I suppose some teachers are more textbook oriented than others. I imagine the better you know your subject, the less dependent you are on the textbook (But either way, hopefully you are able to use a textbook you are fond of). As for students learning only what will be on the test, perhaps this is natural enough and it is up to the teacher to provide comprehensive exams.
> 3. What should be the principal goal of elementary school mathematics? > What should be the principal goal of secondary school mathematics?

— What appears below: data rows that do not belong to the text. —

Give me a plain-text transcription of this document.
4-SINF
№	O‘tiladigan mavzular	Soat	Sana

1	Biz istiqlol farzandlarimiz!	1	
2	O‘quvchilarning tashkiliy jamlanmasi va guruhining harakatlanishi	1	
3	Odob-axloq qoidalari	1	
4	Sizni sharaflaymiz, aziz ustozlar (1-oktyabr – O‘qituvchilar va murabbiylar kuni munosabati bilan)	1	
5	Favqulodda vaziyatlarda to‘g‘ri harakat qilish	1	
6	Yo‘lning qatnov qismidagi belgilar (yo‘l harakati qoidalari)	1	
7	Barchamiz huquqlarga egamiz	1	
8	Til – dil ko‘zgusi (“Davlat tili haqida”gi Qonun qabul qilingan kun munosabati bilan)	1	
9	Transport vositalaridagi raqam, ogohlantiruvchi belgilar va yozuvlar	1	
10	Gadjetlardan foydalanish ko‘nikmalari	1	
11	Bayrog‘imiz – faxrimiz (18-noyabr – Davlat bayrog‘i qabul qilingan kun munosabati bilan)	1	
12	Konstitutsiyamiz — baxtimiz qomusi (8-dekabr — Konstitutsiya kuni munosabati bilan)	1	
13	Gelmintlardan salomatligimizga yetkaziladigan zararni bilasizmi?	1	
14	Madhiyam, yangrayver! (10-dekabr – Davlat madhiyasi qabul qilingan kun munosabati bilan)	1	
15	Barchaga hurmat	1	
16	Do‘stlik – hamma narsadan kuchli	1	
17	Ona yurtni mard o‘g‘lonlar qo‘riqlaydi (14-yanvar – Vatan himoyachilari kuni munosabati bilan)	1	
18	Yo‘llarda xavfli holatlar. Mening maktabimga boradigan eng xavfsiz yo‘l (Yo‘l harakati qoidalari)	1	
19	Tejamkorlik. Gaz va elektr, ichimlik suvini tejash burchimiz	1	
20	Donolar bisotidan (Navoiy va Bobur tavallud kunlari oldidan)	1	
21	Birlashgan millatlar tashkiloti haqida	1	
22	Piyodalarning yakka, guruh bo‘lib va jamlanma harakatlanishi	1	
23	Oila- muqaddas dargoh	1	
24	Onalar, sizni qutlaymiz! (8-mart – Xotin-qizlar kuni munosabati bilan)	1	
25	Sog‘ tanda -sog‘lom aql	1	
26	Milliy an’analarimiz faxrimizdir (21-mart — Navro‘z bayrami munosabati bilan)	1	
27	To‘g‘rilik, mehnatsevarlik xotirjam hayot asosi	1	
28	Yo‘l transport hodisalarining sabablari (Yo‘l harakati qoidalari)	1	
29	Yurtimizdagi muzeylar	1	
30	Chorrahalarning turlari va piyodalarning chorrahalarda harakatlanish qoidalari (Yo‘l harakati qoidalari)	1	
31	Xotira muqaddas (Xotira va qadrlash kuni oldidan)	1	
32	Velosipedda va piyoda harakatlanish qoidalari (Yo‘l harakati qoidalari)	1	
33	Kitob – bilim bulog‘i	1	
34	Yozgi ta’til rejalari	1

The principle goal---mmm, let's see---I imagine the principle goal of elementary school mathematics is building the basic skills so that the student is able to study mathematics on the secondary level. And on the secondary level, I see the principal goal as--well I see two goals that are equally important, so I'll have to list them both. One is making sure the students are actually able to do the mathematics, and the other is fostering a sense of mathemtics as a pure science (and not something that you necessarily have to apply to something concrete in order to give it meaning--and in this way, hopefully cut down on the number of students who say "When am I actually going to use this?")
And while I have your attention, here's something I've been thinking about lately and if anybody has any thoughts on the matter, I'd like to hear them. It seems here in New York State, in an attempt to integrate the mathematics courses, we renamed Algebra, Geometry, and Algebra II/Trig as Sequential Math Course I, Course II, and Course III respectively. Now I believe in the merits of integrating the courses, but I find the new titles fairly sterile. Isn't it more exciting (and meaningful) to take a course called Geometry than Sequential Math Course II?